Air traffic controller furloughs scheduled to kick in Sunday could result in flight delays of more than three hours in Atlanta, as well as significant delays in Chicago, Los Angeles and New York-area airports, federal officials said Thursday.
Without the furloughs, FAA officials could find no way to cut $637 million from the agency’s budget as required by automatic, across-the-board spending cuts approved by Congress, said Michael Huerta, the agency’s administrator. The FAA has warned of flight delays that will vary depending on each airport’s traffic load and situation.
Likewise, the agency sees no way around closing 149 air traffic control towers at small airports currently operated under contract for the FAA, Huerta told the Senate Appropriations Committee’s transportation subcommittee. The tower closings have been delayed until June 15.
The furloughs and tower closings were designed “to minimize impacts on the maximum number of travelers,” Huerta said. But he acknowledged, “We’re forced to choose between very unattractive options.”
A key Republican lawmaker accused President Barack Obama and administration officials of deliberately trying to upset the public.
“They want to cause the most pain to the American people out there so they will put pressure on Congress to back away from sequestration (spending cuts),” Rep. Bill Shuster of Pennsylvania told a transportation gathering hosted by the National Journal news magazine. Shuster chairs the House Transportation and Infrastructure Committee.
“I believe he (Obama) is instructing his agencies to do things that inflict the most pain on the most people. This should be laid right at the president’s feet,” Shuster said.
The FAA’s 47,000 employees — including nearly 15,000 controllers — are scheduled for one furlough day every other week through Sept. 30. That will reduce the number of controller hours on duty and pay by 10 percent, Huerta said.

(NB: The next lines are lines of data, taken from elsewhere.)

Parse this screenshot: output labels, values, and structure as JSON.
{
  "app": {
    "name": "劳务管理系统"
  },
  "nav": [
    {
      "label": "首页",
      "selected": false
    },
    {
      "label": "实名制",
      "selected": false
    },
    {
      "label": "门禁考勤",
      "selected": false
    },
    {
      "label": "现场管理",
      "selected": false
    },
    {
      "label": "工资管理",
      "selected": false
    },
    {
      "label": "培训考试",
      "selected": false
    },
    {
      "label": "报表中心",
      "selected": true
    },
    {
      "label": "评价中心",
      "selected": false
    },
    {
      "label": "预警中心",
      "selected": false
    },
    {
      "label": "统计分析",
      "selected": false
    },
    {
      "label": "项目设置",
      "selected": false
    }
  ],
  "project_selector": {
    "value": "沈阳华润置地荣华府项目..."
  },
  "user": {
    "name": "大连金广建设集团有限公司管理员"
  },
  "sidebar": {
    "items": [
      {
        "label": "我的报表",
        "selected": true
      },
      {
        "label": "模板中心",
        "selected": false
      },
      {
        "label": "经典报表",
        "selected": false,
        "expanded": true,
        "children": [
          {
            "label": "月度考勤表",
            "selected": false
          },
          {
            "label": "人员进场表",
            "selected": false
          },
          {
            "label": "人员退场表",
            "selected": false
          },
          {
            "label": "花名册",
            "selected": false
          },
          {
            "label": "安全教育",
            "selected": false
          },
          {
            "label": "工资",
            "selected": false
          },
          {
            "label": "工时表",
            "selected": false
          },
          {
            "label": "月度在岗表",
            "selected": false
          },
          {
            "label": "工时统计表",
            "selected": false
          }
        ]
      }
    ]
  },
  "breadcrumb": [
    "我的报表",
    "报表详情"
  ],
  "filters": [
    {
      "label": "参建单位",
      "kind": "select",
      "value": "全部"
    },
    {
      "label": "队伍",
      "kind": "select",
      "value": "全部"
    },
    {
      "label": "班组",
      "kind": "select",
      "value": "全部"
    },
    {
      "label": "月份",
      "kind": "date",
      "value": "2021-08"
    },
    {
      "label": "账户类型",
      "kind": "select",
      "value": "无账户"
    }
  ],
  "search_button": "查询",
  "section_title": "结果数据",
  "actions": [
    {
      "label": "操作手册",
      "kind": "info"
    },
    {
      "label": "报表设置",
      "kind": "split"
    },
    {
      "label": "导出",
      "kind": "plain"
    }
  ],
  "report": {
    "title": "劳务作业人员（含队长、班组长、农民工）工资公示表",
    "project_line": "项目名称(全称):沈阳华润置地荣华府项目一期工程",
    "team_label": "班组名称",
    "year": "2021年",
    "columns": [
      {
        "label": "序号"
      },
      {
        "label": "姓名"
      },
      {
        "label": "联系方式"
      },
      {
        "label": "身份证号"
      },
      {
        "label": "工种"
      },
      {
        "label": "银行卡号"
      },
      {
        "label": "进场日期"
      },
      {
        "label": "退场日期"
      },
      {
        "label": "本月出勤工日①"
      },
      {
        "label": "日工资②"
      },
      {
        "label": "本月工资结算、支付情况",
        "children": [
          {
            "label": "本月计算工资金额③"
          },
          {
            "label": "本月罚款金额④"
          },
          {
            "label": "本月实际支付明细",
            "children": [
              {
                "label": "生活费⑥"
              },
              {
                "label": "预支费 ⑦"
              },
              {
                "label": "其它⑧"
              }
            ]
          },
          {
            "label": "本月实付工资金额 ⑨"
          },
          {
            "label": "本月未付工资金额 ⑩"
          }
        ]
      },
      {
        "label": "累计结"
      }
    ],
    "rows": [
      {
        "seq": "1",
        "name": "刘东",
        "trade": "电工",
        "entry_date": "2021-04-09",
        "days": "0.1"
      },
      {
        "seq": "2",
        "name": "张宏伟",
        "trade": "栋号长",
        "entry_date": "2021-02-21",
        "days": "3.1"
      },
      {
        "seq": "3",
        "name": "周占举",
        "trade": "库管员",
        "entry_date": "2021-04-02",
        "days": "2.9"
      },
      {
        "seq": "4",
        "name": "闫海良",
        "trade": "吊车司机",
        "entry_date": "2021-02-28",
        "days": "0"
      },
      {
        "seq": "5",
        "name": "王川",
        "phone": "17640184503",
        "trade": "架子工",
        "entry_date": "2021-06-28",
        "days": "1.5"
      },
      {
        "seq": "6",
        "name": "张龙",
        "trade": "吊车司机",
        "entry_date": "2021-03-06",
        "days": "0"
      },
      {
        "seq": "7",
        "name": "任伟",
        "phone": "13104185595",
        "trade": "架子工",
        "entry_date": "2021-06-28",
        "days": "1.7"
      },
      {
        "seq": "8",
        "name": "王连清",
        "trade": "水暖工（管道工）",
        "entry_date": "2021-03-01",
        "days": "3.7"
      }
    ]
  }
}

In order to maintain safety with fewer controllers, takeoffs and landings will have to be less frequent, and planes will have to be spaced farther apart when they are in the air, he said. That reduces the efficiency of the air traffic system, creating delays, he said.
The impacts may differ depending upon the airport, Huerta said. At Chicago’s busy O’Hare International Airport, for example, it’s possible there won’t be a full complement of controllers to staff the airport’s two control towers, requiring one tower to be shut down. Without a second tower, one of the airport’s runways will have to shut down, reducing takeoffs and landings, he said. Most airports operate only one control tower.
The employee furloughs will save an estimated $200 million, and the tower closings will save $25 million, Huerta said.
A spokesman for the union that represents air traffic controllers said the ramifications of the furloughs are still unclear.
“We don’t know with any specificity what’s going to happen until this goes down,” Doug Church of the National Air Traffic Controllers Association said. “It is not a good thing for aviation to take away staffing at any level.”